ADP implementation hits record low at 41% in 10 months of FY25

Bangladesh’s Annual Development Programme (ADP) implementation has reached a historic low of 41.31% in the first ten months of the 2024–25 fiscal year, according to the Implementation Monitoring and Evaluation Division (IMED). This marks the lowest execution rate since the government’s tracking began in FY2011–12.
During this period, ministries and divisions utilised approximately Tk 93,425 crore from the Revised ADP (RADP), which was reduced to Tk 2,26,164.95 crore from the original Tk 2,65,000 crore due to underperformance. In comparison, Tk 1,07,612.45 crore was spent during the same period in FY2023–24, reflecting a significant decline.
Experts attribute this downturn to political instability following the July 2024 uprising, leading to a sluggish start to the fiscal year. The interim government’s cautious approach to project implementation and the departure of contractors have further exacerbated the situation. Notably, the Health Services Division reported an implementation rate of only 14.41%, highlighting challenges in critical sectors.
With only two months remaining in the fiscal year, the government faces challenges in meeting development targets, raising concerns about the effectiveness of current fiscal policies and the need for urgent reforms.
According to IMED data, Tk 51,273 crore was spent from government funds in the first 10 months of the fiscal year — 38% of the total allocation. In the same period last year, Tk 70,908 crore was spent, which was 44% of the government fund allocation.

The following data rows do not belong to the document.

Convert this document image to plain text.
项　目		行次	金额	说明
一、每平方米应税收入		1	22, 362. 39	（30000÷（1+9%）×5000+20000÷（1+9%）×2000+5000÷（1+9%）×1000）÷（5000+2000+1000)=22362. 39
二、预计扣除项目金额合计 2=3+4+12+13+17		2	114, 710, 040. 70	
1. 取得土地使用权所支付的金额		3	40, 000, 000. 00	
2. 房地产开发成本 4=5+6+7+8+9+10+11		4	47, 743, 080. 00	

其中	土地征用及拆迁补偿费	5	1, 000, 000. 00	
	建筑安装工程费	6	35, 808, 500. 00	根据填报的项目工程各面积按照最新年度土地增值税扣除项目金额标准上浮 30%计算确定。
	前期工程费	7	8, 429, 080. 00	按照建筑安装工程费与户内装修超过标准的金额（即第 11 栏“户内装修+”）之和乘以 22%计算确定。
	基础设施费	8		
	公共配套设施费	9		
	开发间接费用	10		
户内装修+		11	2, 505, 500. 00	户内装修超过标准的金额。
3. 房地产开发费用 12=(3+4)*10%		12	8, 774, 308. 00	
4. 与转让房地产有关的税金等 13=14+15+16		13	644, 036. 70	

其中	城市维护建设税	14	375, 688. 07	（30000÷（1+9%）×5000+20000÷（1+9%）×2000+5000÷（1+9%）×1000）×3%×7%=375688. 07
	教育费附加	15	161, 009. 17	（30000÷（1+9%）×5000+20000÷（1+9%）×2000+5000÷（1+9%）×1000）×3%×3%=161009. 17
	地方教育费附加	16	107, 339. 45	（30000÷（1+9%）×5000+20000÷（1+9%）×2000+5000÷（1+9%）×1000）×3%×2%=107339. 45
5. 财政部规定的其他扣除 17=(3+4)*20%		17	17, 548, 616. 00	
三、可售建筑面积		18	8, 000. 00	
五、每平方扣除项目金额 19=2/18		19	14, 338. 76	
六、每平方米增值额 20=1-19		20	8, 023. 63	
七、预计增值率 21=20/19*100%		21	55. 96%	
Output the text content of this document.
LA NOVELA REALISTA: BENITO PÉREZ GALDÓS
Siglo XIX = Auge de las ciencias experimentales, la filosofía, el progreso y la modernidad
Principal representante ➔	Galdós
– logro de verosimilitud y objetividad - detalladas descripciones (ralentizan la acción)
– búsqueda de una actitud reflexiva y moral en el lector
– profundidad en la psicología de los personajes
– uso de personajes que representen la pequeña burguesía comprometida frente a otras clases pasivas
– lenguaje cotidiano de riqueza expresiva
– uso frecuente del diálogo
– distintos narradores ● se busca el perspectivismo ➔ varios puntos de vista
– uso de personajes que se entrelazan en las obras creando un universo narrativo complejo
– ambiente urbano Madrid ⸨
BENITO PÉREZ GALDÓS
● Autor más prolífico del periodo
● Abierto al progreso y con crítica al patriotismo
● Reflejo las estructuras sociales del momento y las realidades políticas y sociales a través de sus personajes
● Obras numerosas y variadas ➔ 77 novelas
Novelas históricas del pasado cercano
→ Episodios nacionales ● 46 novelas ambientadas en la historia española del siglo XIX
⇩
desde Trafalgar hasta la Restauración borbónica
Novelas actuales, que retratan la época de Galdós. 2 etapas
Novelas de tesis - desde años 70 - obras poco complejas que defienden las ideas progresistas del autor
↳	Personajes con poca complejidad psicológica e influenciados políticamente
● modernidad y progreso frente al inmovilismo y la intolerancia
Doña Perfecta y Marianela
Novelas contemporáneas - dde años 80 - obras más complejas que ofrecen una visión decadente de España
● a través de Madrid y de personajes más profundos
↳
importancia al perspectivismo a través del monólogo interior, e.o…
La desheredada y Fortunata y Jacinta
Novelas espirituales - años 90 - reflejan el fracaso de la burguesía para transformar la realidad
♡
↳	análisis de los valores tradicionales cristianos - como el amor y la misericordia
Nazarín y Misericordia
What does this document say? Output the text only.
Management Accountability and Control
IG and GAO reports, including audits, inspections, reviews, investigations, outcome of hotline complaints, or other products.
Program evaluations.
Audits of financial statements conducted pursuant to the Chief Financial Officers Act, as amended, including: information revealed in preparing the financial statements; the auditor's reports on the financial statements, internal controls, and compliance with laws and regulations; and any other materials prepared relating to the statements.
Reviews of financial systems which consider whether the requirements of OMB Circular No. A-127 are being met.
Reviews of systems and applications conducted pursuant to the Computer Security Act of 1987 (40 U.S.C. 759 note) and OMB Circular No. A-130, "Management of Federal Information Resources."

During the same period, Tk 35,559 crore (43.9%) was spent from foreign aid funds, compared to Tk 48,468 crore (58%) in the previous year. Additionally, Tk 6,593 crore was spent from organisations’ own funds during the first 10 months of the fiscal year.
The government allocated the highest ADP funds to 15 ministries and divisions, which together received 74.48% of the total ADP allocation. The overall ADP implementation largely depends on these ministries and divisions.
Among them, several have very low implementation rates. For example, the Health Services Division has spent only 14.90% of its allocation. Officials said that the health sector generally struggles with fund utilisation due to limited capacity. Moreover, the Fifth Health, Nutrition, and Population Programme — a five-year plan that was scheduled to begin in July — has still not been approved, which has further stalled ADP spending in the health sector.
Among the other highest-funded ministries/divisions, the Bridge Division spent 29.96%, the Ministry of Shipping implemented 29.83%, the Ministry of Railways spent 33.27%, and the Ministry of Civil Aviation and Tourism spent 39%.
On the other hand, the Energy Division spent 85.85% of its allocation. Other notable spenders include the Power Division at 61.97%, Ministry of Agriculture 62.46%, Local Government Division 54.32%, Secondary and Higher Education Division 50.66%, Ministry of Water Resources: 49%, Ministry of Housing and Public Works 48%, and Roads and Highways Division: 46.31%.
The significant underperformance in ADP implementation raises questions about the government’s ability to achieve its development objectives and underscores the need for immediate attention to address the underlying issues.